Podemos considerar primeiro o objetivo destes dons milagrosos. Durante muitas centúrias, os israelitas, ou judeus, eram o povo para o nome de Deus, e o que era aceitável a Deus, em matéria de adoração, centralizava-se no templo em Jerusalém. Tal arranjo de adoração tinha origem divina. Moisés, o instrumento humano por meio de quem foi revelado, podia indicar o apoio de Deus. À guisa de exemplo, quando foi enviado por Jeová de volta ao Egito, para liderar à nação de Israel para fora da escravidão, Moisés recebeu poderes para realizar três sinais miraculosos. (Êxo. 4:1-9) Como, então, poder-se-ia comprovar que era da parte de Deus uma alteração desta maneira de adorá-lo, que já datava de séculos? Era necessário que houvesse estupendos milagres para provar que — com a morte e ressurreição de Jesus Cristo, no ano 33 E. C. — abrira-se novo modo de prestar serviço sagrado aceitável.
E, por meio de milagres, o meio de salvação revelado através de Jesus Cristo foi firmado de forma autoritativa como sendo de origem divina. A Bíblia nos conta: “Se a palavra falada por intermédio de anjos [usados para transmitir a lei mosaica] mostrou-se firme, e toda transgressão e ato desobediente recebeu retribuição em harmonia com a justiça, como escaparemos nós, se tivermos negligenciado uma salvação de tal magnitude, sendo que começou a ser anunciada por intermédio do nosso Senhor e nos foi confirmada por aqueles que o ouviram, ao passo que Deus se juntou em dar testemunho com sinais, e também com portentos e várias obras poderosas, e com distribuições de espírito santo, segundo a sua vontade?” — Heb. 2:2-4.
Eram necessários tais milagres depois da morte de Cristo? Eram, sim; enquanto o templo existia em Jerusalém e os requisitos da lei mosaica com respeito à adoração podiam ser cumpridos, era mister que Deus continuasse a dar testemunho de que o antigo arranjo judaico para serviço sagrado fora substituído pelo arranjo centralizado em Jesus Cristo. Por conseguinte, o Altíssimo, por meio de Cristo Jesus e através do espírito santo, forneceu poderes especiais a seus apóstolos e a outros.

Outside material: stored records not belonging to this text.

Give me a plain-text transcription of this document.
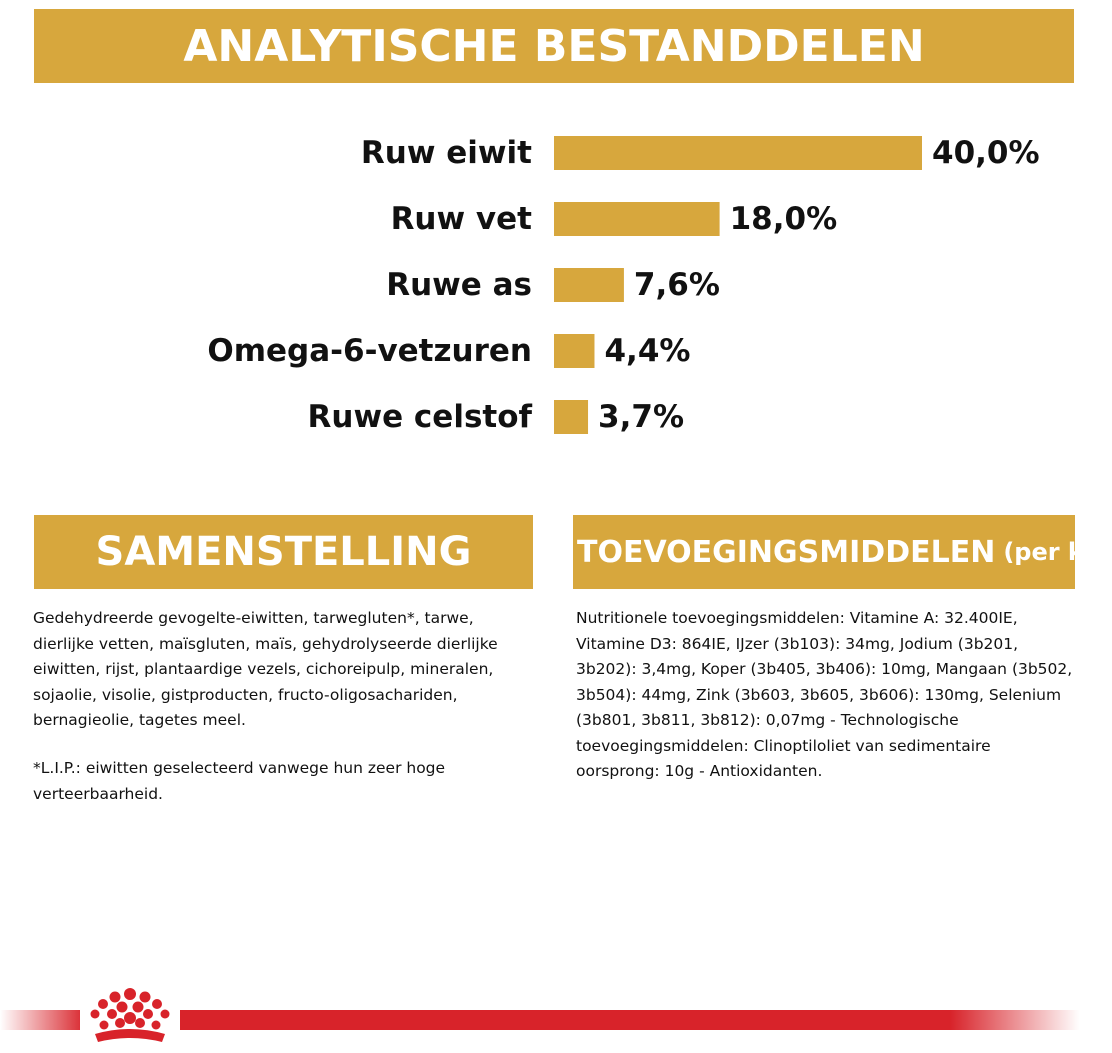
ANALYTISCHE BESTANDDELEN
Ruw eiwit	40,0%
Ruw vet	18,0%
Ruwe as	7,6%
Omega-6-vetzuren 4,4%
Ruwe celstof 3,7%
SAMENSTELLING

Gedehydreerde gevogelte-eiwitten, tarwegluten*, tarwe, dierlijke vetten, maïsgluten, maïs, gehydrolyseerde dierlijke eiwitten, rijst, plantaardige vezels, cichoreipulp, mineralen, sojaolie, visolie, gistproducten, fructo-oligosachariden, bernagieolie, tagetes meel.

*L.I.P.: eiwitten geselecteerd vanwege hun zeer hoge verteerbaarheid.

TOEVOEGINGSMIDDELEN (per kg)

Nutritionele toevoegingsmiddelen: Vitamine A: 32.400IE, Vitamine D3: 864IE, IJzer (3b103): 34mg, Jodium (3b201, 3b202): 3,4mg, Koper (3b405, 3b406): 10mg, Mangaan (3b502, 3b504): 44mg, Zink (3b603, 3b605, 3b606): 130mg, Selenium (3b801, 3b811, 3b812): 0,07mg - Technologische toevoegingsmiddelen: Clinoptiloliet van sedimentaire oorsprong: 10g - Antioxidanten.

Atualmente, contudo, os dons milagrosos não são necessários para confirmar que houve uma mudança no que tangia à adoração. Mesmo se ainda existisse o templo em Jerusalém, nenhum judeu poderia provar que é da linhagem arônica e está apto a oficiar no santuário. Por isso, os ofícios do templo que a lei mosaica delineava não podiam ser executados. Por que não? Porque tal lei proibia que os não-aronitas desempenhassem funções sacerdotais. (Núm. 3:10; 18:7) É por isso que certos homens que voltaram do exílio de Babilônia, no sexto século A. E. C., mas que não podiam provar sua descendência de Arão, foram proibidos de servir quais sacerdotes. — Esd. 2:61, 62.

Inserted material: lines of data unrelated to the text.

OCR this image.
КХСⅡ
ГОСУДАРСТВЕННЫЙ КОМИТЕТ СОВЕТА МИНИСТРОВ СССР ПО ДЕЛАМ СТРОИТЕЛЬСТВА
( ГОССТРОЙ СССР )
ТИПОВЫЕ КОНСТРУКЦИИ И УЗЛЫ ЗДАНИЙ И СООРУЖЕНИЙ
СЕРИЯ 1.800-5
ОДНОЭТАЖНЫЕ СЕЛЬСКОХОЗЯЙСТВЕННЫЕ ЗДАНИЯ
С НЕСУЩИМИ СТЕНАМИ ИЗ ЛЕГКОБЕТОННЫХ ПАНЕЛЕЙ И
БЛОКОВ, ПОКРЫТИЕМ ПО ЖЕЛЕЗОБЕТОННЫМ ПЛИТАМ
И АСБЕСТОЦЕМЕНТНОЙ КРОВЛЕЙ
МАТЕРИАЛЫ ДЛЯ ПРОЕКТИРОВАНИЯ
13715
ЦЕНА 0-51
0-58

Assim, com a destruição de Jerusalém pelos exércitos romanos, em 70 E.C., o arranjo de adoração, centralizado num templo, veio a ter fim, para jamais ser restaurado segundo os requisitos específicos da lei mosaica. Simplesmente não é preciso haver milagres para provar que a adoração verdadeira não mais depende dum templo literal em Jerusalém, e que o Altíssimo deseja que nos aproximemos dele por meio de Jesus Cristo “com espírito e verdade”. — João 4:23, 24; 14:6.

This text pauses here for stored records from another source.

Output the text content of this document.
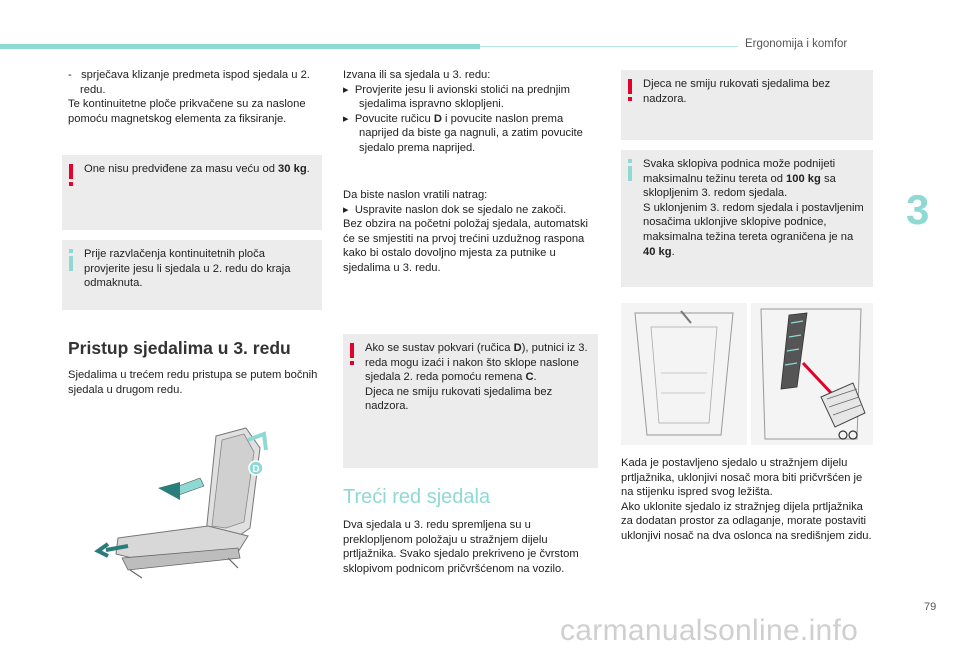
Ergonomija i komfor
3

-   sprječava klizanje predmeta ispod sjedala u 2. redu.

Te kontinuitetne ploče prikvačene su za naslone pomoću magnetskog elementa za fiksiranje.

One nisu predviđene za masu veću od 30 kg.

Prije razvlačenja kontinuitetnih ploča provjerite jesu li sjedala u 2. redu do kraja odmaknuta.

Pristup sjedalima u 3. redu
Sjedalima u trećem redu pristupa se putem bočnih sjedala u drugom redu.
D

Izvana ili sa sjedala u 3. redu:

▸  Provjerite jesu li avionski stolići na prednjim sjedalima ispravno sklopljeni.

▸  Povucite ručicu D i povucite naslon prema naprijed da biste ga nagnuli, a zatim povucite sjedalo prema naprijed.

Da biste naslon vratili natrag:

▸  Uspravite naslon dok se sjedalo ne zakoči.

Bez obzira na početni položaj sjedala, automatski će se smjestiti na prvoj trećini uzdužnog raspona kako bi ostalo dovoljno mjesta za putnike u sjedalima u 3. redu.

Ako se sustav pokvari (ručica D), putnici iz 3. reda mogu izaći i nakon što sklope naslone sjedala 2. reda pomoću remena C.

Djeca ne smiju rukovati sjedalima bez nadzora.

Treći red sjedala
Dva sjedala u 3. redu spremljena su u preklopljenom položaju u stražnjem dijelu prtljažnika. Svako sjedalo prekriveno je čvrstom sklopivom podnicom pričvršćenom na vozilo.

Djeca ne smiju rukovati sjedalima bez nadzora.

Svaka sklopiva podnica može podnijeti maksimalnu težinu tereta od 100 kg sa sklopljenim 3. redom sjedala.

S uklonjenim 3. redom sjedala i postavljenim nosačima uklonjive sklopive podnice, maksimalna težina tereta ograničena je na 40 kg.

Kada je postavljeno sjedalo u stražnjem dijelu prtljažnika, uklonjivi nosač mora biti pričvršćen je na stijenku ispred svog ležišta.

Ako uklonite sjedalo iz stražnjeg dijela prtljažnika za dodatan prostor za odlaganje, morate postaviti uklonjivi nosač na dva oslonca na središnjem zidu.

79
carmanualsonline.info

Também é digno de nota que a transmissão dos dons milagrosos do espírito fosse realizada dum modo que indicava sua natureza temporária. Os indícios bíblicos são de que os dons milagrosos foram concedidos, quer na presença do apóstolo Paulo, quer na de um ou mais dos doze apóstolos. — Atos 2:1, 4, 14; 10:44-46; 19:6.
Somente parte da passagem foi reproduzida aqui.